IP as an Exit Asset

The most common words that are conjured up in people's minds alongside Intellectual Property, or IP, are patents and protection. To most people, IP = how you protect your invention.

This is a notion that needs to be disabused. In the 21st century, a more important association with IP ought to be ‘value’.

IP has become the dominant driver of enterprise value. For many companies, particularly in the media and IT industries, IP represents their greatest asset. The belief that only some companies have valuable Intellectual Property is a fallacy; every company starts with an idea and its IP portfolio builds from there.

But to appreciate the true value of IP, we need to look at the bigger picture. Most people equate the subject with patents. But IP is far broader than this and includes copyright, design rights, trade secrets and trademarks.

In 1997 Marvel Comics, the purveyor of superhero comics, went bankrupt with debts of over $400 million. The ensuing turnaround has become a classic example of repositioning drained, unorganised and diluted IP rights. The owners recognised where the real value lay in the assets and grew this central nugget of the organisation with a long term IP strategy. Marvel has leveraged the value of its superhero characters through a series of highly profitable licensing deals. In 2009, Walt Disney bought the business - essentially the rights to the back catalogue - for an astonishing $4 billion.

Another high profile example of the value of unregistered IP was the $1 billion purchase of the then two-year-old Instagram by Facebook. Instagram had no sales, no profits, no tangible assets, no patents and code that could be easily replicated. Yet Instagram’s IP, represented to a large extent by its mushrooming user base, was formidable enough to worry Facebook from a competitive point of view, while its technology was attractive enough as a potential bolt-on. A more recent case is Yahoo’s $1.1 billion purchase of Tumblr, a blogging site without amazing or unique technology and with sales of just $13 million in 2012 – but with an active user base of over 100 million.
By talking IP value, we are not deprecating the importance of patent protection against unauthorised copying of a product or process invention. The protection often forms part of the overall IP value. But while IP protection is generally understood as a concept, in practice that understanding is fairly low-level amongst smaller companies.
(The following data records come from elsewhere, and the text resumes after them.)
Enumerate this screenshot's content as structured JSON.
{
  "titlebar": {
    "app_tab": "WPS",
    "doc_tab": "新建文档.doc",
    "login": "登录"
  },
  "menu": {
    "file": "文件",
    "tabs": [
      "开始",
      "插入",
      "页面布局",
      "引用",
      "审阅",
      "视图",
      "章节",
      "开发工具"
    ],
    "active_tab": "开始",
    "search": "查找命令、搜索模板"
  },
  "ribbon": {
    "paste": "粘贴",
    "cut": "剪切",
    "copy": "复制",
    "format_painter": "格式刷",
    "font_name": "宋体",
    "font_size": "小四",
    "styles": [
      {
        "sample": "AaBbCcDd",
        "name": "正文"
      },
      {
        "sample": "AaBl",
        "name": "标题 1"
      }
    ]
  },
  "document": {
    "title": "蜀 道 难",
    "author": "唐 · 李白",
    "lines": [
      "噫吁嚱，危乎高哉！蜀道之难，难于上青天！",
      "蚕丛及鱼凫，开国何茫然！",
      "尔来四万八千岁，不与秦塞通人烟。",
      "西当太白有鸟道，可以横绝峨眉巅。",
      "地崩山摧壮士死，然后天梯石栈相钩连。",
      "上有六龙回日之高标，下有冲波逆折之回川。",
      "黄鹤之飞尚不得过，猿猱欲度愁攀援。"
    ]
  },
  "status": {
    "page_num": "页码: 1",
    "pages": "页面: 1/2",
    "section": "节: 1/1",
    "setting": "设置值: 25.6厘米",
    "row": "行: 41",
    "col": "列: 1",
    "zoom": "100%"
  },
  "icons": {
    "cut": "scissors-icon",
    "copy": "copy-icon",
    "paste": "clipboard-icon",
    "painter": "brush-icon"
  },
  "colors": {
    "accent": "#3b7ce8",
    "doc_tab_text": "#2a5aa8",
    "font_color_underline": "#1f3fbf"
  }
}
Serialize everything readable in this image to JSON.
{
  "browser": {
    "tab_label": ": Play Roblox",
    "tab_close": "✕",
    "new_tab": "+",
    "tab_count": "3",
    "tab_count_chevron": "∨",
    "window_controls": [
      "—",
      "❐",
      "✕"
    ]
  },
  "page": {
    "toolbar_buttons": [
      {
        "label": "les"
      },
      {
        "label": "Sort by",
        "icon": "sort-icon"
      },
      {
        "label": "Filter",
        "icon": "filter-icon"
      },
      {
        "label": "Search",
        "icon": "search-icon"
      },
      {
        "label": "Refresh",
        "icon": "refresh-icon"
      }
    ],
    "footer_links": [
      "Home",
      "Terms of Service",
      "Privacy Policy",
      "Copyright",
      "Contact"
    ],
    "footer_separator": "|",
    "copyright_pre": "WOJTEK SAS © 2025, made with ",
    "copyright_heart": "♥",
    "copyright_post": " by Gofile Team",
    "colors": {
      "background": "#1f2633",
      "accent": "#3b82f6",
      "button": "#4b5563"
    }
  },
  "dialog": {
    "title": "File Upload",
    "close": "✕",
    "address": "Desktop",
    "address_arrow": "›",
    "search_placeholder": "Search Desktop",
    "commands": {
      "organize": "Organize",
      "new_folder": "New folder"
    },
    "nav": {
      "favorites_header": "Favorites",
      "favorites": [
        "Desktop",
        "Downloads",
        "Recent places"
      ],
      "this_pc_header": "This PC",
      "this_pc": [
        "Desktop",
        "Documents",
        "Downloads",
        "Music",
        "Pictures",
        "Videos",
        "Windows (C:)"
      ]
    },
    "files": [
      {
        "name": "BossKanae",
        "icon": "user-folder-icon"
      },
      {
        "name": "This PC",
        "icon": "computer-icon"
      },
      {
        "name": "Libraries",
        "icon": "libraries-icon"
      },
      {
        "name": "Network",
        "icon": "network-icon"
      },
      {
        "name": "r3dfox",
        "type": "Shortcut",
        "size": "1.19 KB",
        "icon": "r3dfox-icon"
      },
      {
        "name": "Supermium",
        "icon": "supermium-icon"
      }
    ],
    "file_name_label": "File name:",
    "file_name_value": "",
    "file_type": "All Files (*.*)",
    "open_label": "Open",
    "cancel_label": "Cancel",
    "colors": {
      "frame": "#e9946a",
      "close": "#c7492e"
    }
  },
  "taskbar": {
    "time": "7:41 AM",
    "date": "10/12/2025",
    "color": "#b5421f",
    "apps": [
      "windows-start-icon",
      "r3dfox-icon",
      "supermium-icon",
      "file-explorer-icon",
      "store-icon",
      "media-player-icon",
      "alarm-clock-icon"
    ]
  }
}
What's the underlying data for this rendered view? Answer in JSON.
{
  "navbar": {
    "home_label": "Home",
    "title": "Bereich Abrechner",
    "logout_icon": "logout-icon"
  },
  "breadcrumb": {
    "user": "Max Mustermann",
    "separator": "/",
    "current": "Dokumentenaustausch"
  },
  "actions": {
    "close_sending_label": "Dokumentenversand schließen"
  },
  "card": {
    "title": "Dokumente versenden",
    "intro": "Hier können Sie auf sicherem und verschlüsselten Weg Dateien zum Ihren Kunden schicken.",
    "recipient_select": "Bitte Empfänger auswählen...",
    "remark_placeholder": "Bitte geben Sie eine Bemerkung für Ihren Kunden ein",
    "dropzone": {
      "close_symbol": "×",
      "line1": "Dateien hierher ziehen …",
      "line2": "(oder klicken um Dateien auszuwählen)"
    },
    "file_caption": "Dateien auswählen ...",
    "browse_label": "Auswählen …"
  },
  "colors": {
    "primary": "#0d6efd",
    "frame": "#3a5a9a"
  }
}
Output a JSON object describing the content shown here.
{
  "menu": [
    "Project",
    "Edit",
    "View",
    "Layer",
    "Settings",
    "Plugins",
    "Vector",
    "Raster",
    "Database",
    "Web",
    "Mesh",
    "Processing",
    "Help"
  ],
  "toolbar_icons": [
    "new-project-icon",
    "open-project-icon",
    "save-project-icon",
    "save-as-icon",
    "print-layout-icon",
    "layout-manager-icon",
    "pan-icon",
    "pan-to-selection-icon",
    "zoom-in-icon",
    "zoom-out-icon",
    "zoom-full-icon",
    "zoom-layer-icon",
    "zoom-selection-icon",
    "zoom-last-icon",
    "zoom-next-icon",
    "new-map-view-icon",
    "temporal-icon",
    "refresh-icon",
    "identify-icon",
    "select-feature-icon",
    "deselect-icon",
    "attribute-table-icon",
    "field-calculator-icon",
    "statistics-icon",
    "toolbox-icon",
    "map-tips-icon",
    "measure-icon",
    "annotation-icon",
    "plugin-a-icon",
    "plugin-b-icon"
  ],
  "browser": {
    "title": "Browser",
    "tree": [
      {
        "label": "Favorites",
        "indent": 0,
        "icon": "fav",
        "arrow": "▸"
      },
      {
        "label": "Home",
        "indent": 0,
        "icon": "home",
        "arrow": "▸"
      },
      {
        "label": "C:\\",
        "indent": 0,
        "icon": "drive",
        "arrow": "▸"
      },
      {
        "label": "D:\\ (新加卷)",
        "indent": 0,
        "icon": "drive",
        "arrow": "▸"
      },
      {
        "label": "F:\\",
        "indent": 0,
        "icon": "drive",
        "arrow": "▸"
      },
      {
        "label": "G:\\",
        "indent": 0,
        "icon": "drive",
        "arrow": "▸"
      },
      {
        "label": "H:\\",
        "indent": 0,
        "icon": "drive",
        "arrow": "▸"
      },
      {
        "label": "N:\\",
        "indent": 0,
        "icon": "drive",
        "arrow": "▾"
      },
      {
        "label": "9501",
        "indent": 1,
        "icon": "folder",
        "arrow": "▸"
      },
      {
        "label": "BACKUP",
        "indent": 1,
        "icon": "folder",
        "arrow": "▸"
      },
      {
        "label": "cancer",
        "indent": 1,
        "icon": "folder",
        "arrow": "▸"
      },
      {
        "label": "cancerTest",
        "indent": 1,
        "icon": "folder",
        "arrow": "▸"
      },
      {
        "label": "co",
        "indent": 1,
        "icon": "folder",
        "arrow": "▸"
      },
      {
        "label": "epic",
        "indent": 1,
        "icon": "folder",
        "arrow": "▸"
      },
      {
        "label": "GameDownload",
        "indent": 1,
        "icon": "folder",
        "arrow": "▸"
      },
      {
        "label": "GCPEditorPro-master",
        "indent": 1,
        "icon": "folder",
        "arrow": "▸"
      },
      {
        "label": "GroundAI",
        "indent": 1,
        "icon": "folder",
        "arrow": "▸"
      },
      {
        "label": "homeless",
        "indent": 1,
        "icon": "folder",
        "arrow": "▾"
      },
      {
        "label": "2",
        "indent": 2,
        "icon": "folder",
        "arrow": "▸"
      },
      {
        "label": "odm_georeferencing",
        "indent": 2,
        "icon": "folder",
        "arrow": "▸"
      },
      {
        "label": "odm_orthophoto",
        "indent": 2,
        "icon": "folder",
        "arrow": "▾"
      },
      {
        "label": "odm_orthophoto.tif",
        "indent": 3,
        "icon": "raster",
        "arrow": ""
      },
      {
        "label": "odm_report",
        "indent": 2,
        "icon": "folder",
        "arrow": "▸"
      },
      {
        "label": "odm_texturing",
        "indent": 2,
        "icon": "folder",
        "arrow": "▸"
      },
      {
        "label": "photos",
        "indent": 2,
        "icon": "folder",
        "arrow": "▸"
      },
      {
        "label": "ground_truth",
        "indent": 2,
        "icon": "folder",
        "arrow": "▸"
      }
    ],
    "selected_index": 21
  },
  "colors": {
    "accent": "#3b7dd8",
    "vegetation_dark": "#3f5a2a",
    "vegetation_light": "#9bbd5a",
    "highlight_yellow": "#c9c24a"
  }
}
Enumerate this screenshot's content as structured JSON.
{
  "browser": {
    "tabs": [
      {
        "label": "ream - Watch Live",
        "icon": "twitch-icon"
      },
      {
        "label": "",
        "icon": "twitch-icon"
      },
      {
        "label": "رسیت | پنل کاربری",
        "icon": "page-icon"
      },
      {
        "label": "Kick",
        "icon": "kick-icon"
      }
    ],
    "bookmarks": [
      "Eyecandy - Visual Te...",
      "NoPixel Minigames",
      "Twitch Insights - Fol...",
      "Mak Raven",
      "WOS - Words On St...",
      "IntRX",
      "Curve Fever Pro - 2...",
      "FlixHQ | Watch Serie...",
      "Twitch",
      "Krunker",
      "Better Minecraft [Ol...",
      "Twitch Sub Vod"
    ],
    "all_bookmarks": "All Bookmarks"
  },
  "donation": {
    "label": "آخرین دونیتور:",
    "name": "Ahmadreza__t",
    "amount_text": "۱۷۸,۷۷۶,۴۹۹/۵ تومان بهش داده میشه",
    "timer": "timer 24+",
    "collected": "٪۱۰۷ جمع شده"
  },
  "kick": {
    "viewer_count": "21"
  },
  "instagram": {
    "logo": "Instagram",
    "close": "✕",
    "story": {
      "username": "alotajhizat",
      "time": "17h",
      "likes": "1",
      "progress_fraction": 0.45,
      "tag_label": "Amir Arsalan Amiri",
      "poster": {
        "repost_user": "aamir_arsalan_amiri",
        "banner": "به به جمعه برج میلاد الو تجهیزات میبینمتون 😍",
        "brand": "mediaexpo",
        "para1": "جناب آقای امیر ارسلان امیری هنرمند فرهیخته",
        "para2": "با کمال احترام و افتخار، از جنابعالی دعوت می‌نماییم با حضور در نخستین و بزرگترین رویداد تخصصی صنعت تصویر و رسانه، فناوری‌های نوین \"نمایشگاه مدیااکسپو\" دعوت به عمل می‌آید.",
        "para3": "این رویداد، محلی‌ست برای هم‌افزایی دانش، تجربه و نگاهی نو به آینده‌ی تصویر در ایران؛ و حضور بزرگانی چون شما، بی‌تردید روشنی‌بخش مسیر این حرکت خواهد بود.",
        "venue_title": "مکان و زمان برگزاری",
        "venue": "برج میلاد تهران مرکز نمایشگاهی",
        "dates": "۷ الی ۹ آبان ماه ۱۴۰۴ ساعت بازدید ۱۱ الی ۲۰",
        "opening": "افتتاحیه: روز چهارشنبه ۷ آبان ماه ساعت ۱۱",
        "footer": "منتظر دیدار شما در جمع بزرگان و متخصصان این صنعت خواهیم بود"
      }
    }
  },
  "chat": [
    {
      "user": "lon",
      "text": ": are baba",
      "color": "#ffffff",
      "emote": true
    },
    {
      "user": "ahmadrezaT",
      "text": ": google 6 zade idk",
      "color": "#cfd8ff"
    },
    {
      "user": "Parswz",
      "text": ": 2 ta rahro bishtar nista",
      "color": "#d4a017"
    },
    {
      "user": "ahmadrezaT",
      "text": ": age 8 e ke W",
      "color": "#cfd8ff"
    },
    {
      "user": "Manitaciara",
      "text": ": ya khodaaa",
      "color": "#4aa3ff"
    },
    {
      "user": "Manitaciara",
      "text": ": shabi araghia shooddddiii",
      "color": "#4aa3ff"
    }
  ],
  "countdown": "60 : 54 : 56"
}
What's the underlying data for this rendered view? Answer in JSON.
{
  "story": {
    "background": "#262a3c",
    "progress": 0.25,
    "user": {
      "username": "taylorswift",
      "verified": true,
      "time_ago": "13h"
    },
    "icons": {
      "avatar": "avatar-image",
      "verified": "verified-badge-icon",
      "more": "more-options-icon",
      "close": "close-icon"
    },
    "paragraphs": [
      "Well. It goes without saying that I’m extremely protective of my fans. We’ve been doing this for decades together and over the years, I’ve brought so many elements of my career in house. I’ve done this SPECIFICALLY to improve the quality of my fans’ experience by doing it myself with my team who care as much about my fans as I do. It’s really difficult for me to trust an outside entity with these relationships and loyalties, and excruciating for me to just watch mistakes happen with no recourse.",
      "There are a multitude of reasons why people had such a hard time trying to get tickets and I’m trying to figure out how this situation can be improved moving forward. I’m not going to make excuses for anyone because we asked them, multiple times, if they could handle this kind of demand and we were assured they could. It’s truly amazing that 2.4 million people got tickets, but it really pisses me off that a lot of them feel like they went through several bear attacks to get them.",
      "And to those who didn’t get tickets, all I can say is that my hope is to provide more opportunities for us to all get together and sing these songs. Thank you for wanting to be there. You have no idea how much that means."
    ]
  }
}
For example, Company A may have developed a mobile-controlled door lock and not bothered to find out whether existing patents have been filed in the UK. If there is an existing patent-holder, then Company A is at obvious risk of litigation. Just because the company may have survived for three years or so without a lawsuit from the patent-holder by no means reduces that risk factor. It may be that it's just not financially worthwhile for the patent-holder to sue, or Company A was just too small to be on the radar. There are documented cases of companies, having just sold out to big multinationals, suddenly finding themselves hit with a slew of patent infringement lawsuits.

Let’s say Company A has decided they do have 'freedom to operate' after having found that there are no existing patents, trademarks or other IP for the invention in the country. But if they want to pursue an international marketing strategy, they need to understand that IP rights are specific to different jurisdictions. They do not necessarily have 'freedom to operate' outside the UK.

Trade secrets have been one of the fastest growing areas of IP over the last decade. The most obvious strategic reason for not registering a patent over a process or invention is that you don’t have to make the details publicly available. Trade secrets have value simply because they are secret, but this is lost once they are revealed, although this can sometimes be prevented through confidentiality agreements. Some of the ‘cloud services’ provided over the web rely on trade secrets and pointedly, Google has not patented its search algorithm. Perhaps it sees that aside from giving their secret recipe away for competitors to iterate and modify, doing so would bring with it the risk of an onslaught of patent infringement suits.
Important as it is to have an IP strategy in place, it can only be created once the organisation’s IP has been quantified. The fact that a definable IP asset register helps improve funding opportunities and increase company value cannot be denied, yet most businesses have completely inadequate metrics regarding the strength, performance and value of their IP.

Conducting an Intellectual Property audit from time to time is highly recommended. Check that brands have trademarks registered in the various jurisdictions; and question whether the trademarks are broad enough to cover existing and planned activities. Find out what other IP assets the company has and make an effort to quantify their value. Too many prospective business owners fail to prepare their IP for the eventuality of a sale. Poor IP planning can result in a lower deal price, unnecessary pre-diligence expenses and sometimes a scuppering of the whole transaction.

We are aware of a particular case where a company had developed innovative software that enabled companies to advertise across international mobile networks. Their campaign management system utilised, in part, open source software which threatened some of the commercialisation routes.

After taking advice from IP lawyers, they created strategies to use the open source code prudently and to minimise associated commercial risk. Their confident IP position eventually helped them sell the business to an acquirer who subsequently revealed that the company’s IP and its approach to open source code was a key factor in the decision to purchase.

Intangible assets represent a significant and rising proportion of company valuations - even in industries not traditionally dependent on IP protection. Driving value from IP is not overly complicated but it does require commitment and a long term vision.